Portfolio signalScans your entire AR book for trends that affect the portfolio as a whole — concentration risk, aggregate aging deterioration, shifts in average days-to-pay across all customers, and other portfolio-wide patterns that don’t surface when you look at individual accounts in isolation.

Customer strategy plan

The strategy plan is a recommended collection action for a specific customer, generated by the AI based on the customer’s current risk signals, conversation history, open invoice balances, and behavioral patterns. Each strategy plan includes:
  • Recommended action — whether to send an email, make a call, or create an internal follow-up task
  • Reasoning — why this action is recommended given the current account state
  • Urgency score and bucket — a 0–100 score and one of five categories: CRITICAL, TODAY, THIS_WEEK, UPCOMING, or INFO
  • Due date — when the action should be performed
  • Action details — depending on the recommended action type:
    • Email — a drafted subject line, body, tone (friendly, urgent, firm, etc.), and template stage
    • Call — a contact, call script with 3–7 talking points, anticipated objections, and success criteria
    • Internal follow-up — an assignee, task description, priority level, and context explaining why the task is needed

Where to view insights

LocationWhat you’ll find
Customer detail pageCustomer conversation summary, customer signal, and customer strategy plan
Invoice detail pageInvoice conversation summary, invoice signal, and payment date prediction
AI Insights tabAll insights across your portfolio, filterable by type, customer, or invoice

Giving feedback on an insight

You can rate any insight with a thumbs up or thumbs down directly from the insight card. Your feedback is saved and helps the Daylit team understand where the AI is performing well and where it needs improvement. You can also add a short comment to explain your rating. To remove your rating, click the same button again to toggle it off.

How often insights are refreshed

Insights are generated automatically on a schedule — you don’t need to request them manually. When new data arrives (a payment recorded, an email received, an invoice updated), the relevant insights are queued to refresh so the information you see reflects the current state of your AR book.
If you’ve just received a significant payment or email and want to see updated insights, check back after a few minutes. The scheduled pipeline processes new data continuously throughout the day.
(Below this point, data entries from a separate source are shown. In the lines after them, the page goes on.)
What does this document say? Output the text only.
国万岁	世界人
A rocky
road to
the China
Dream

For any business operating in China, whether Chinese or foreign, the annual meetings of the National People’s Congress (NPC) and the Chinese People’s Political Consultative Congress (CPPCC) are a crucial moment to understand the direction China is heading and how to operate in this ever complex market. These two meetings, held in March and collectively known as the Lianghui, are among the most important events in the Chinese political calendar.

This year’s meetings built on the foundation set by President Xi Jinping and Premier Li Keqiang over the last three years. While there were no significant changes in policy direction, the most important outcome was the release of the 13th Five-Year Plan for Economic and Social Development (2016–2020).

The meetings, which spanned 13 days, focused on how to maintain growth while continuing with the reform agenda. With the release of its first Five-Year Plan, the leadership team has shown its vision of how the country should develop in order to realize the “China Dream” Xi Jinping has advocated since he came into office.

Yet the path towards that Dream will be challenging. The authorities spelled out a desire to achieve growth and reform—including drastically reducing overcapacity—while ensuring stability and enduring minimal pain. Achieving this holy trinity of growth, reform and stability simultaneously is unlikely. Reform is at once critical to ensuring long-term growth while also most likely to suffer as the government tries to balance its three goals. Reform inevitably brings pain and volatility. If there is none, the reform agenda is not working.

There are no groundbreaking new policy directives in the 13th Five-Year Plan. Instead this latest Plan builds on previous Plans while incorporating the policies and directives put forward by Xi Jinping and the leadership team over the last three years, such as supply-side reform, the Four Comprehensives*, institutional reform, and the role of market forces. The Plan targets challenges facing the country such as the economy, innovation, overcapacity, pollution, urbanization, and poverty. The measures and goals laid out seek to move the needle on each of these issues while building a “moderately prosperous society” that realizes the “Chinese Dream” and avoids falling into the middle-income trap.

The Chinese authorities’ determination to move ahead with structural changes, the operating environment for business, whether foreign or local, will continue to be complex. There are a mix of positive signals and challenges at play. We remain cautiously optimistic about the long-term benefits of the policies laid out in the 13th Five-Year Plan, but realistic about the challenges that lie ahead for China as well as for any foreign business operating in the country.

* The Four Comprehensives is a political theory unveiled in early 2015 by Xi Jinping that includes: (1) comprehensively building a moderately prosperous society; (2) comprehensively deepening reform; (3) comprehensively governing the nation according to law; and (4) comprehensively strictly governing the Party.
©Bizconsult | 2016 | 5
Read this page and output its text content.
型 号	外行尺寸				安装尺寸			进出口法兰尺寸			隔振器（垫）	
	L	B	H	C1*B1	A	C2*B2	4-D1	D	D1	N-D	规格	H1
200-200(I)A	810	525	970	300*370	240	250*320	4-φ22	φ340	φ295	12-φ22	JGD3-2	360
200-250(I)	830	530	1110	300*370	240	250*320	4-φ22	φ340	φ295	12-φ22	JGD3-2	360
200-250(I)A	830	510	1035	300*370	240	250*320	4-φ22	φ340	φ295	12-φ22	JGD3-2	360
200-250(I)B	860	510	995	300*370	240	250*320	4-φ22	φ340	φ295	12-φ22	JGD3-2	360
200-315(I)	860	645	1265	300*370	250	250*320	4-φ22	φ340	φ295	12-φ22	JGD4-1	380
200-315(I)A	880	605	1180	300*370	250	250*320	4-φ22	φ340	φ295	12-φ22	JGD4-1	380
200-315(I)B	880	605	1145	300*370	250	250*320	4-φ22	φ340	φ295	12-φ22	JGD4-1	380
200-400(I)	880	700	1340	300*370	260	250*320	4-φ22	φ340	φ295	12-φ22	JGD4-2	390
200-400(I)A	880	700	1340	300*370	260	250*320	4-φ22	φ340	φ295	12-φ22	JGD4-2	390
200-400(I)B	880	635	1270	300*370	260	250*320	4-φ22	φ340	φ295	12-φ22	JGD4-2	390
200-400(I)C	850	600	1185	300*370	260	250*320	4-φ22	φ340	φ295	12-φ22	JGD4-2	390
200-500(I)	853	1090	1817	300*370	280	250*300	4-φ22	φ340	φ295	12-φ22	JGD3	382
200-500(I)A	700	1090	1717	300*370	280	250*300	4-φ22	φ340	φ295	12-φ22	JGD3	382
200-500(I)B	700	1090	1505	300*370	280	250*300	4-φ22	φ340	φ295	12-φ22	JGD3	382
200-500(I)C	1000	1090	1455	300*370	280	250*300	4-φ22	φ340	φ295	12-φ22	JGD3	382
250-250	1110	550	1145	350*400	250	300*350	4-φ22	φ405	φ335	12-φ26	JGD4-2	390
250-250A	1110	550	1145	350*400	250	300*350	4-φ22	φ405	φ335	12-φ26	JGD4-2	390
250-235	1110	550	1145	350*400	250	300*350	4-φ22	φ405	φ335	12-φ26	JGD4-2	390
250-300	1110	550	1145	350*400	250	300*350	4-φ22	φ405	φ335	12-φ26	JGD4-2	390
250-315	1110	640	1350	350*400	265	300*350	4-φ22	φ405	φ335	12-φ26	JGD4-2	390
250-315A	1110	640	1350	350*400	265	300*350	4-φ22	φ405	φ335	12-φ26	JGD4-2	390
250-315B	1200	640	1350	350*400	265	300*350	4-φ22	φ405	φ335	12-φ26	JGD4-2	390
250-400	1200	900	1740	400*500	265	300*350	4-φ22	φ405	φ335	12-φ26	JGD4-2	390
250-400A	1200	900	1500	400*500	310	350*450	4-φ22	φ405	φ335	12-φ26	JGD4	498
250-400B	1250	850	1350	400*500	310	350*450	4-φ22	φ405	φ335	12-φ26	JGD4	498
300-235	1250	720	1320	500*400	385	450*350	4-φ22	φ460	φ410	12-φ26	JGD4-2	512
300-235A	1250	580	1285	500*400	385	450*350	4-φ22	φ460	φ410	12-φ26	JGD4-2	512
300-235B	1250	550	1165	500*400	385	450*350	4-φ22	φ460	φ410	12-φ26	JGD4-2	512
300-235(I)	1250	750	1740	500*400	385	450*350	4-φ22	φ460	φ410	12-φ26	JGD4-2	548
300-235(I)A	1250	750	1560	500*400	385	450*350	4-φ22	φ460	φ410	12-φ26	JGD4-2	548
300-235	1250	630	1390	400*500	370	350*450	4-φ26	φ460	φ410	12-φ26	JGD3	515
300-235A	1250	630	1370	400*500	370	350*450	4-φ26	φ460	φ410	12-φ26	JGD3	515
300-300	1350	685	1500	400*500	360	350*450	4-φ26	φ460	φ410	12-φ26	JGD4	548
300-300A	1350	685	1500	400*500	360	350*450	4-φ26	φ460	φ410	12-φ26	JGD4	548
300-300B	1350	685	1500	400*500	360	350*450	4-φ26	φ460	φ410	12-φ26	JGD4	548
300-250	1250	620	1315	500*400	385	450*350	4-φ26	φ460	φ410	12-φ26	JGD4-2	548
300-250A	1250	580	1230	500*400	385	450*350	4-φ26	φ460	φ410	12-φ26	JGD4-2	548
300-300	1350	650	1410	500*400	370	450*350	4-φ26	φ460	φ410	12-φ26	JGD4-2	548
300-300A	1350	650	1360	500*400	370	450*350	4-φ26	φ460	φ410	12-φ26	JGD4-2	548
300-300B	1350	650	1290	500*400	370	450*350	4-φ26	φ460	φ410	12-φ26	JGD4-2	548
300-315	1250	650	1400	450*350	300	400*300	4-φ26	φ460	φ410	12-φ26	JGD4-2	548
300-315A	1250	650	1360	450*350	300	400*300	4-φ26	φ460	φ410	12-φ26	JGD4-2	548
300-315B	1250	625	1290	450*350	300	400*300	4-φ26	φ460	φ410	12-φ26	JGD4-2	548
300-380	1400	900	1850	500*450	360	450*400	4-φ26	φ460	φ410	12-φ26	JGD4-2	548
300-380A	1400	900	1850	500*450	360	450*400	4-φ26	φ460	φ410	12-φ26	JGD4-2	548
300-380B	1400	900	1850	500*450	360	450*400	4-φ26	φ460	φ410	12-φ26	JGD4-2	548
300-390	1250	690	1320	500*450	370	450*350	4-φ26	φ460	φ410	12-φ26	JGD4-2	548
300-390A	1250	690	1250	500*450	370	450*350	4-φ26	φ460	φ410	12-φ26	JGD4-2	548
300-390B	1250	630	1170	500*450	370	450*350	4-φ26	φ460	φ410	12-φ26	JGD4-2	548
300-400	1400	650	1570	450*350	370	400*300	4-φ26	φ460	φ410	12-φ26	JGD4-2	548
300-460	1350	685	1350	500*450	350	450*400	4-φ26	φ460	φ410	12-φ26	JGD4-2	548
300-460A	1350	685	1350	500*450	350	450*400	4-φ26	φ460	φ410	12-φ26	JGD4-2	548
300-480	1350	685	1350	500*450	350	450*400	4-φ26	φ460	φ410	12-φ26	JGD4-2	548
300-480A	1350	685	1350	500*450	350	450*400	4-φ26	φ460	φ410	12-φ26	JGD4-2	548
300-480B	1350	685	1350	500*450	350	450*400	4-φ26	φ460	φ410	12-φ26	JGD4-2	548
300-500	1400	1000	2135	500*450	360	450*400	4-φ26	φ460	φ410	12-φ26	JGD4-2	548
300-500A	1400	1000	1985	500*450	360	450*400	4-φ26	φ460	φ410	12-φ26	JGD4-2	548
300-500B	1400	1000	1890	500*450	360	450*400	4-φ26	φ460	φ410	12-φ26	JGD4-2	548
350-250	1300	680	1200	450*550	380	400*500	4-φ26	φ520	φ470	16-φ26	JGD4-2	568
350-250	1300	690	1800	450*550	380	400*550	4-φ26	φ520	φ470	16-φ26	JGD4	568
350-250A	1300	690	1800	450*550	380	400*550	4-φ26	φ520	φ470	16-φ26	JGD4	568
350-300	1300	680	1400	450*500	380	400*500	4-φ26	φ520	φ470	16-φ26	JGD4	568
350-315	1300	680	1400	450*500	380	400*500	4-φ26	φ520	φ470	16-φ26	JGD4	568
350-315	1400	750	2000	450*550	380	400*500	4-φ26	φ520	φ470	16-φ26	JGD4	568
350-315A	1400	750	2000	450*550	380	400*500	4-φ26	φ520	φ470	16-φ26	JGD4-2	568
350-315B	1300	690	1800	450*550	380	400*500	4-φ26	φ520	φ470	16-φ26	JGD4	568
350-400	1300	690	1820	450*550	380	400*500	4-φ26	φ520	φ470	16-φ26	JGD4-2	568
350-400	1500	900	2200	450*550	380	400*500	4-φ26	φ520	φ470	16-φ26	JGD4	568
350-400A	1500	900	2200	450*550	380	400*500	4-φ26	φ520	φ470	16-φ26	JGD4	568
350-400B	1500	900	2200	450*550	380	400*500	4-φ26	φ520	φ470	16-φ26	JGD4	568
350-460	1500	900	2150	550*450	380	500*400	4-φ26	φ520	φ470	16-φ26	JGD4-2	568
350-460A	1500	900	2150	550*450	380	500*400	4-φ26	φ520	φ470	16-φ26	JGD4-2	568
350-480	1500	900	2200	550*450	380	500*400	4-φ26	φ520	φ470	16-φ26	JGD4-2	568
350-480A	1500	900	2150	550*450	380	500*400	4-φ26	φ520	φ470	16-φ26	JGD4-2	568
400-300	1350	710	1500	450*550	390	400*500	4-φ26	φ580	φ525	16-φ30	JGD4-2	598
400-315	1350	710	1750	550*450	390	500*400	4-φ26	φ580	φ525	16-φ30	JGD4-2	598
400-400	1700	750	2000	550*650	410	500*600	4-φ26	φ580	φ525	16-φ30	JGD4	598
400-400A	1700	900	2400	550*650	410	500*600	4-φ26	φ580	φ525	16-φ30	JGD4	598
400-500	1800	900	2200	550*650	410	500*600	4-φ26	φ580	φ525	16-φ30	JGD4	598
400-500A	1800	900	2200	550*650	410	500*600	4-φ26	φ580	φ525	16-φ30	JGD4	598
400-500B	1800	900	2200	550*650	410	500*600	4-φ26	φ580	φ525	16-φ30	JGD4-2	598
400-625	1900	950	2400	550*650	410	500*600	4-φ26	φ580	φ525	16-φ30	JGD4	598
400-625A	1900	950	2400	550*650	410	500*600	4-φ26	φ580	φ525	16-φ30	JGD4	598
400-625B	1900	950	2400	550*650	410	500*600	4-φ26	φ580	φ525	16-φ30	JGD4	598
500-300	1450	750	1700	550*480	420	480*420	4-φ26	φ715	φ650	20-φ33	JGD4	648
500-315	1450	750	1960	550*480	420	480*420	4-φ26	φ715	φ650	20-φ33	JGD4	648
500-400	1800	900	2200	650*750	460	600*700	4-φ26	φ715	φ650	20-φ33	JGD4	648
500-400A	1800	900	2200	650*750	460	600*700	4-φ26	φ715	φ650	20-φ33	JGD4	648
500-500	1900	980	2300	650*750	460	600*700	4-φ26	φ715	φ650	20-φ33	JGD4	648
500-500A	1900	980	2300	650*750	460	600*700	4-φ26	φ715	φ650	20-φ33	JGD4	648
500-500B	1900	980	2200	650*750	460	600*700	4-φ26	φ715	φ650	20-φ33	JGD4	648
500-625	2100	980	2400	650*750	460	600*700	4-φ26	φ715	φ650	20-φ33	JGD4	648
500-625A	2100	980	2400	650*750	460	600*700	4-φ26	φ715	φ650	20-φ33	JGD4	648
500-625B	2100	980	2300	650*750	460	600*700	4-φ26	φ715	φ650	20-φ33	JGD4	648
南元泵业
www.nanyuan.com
Insight confidence and evidence

Every insight includes a confidence indicator. Higher confidence means the AI had strong supporting data — a long payment history, recent communication, or clear behavioral pattern. Lower confidence means the AI is working with limited data, such as a new customer account or a customer with few closed invoices. Where applicable, insights also include evidence — specific data points or communication excerpts that explain why a signal fired or why a prediction was made. You can use this evidence to verify the AI’s reasoning before acting on it.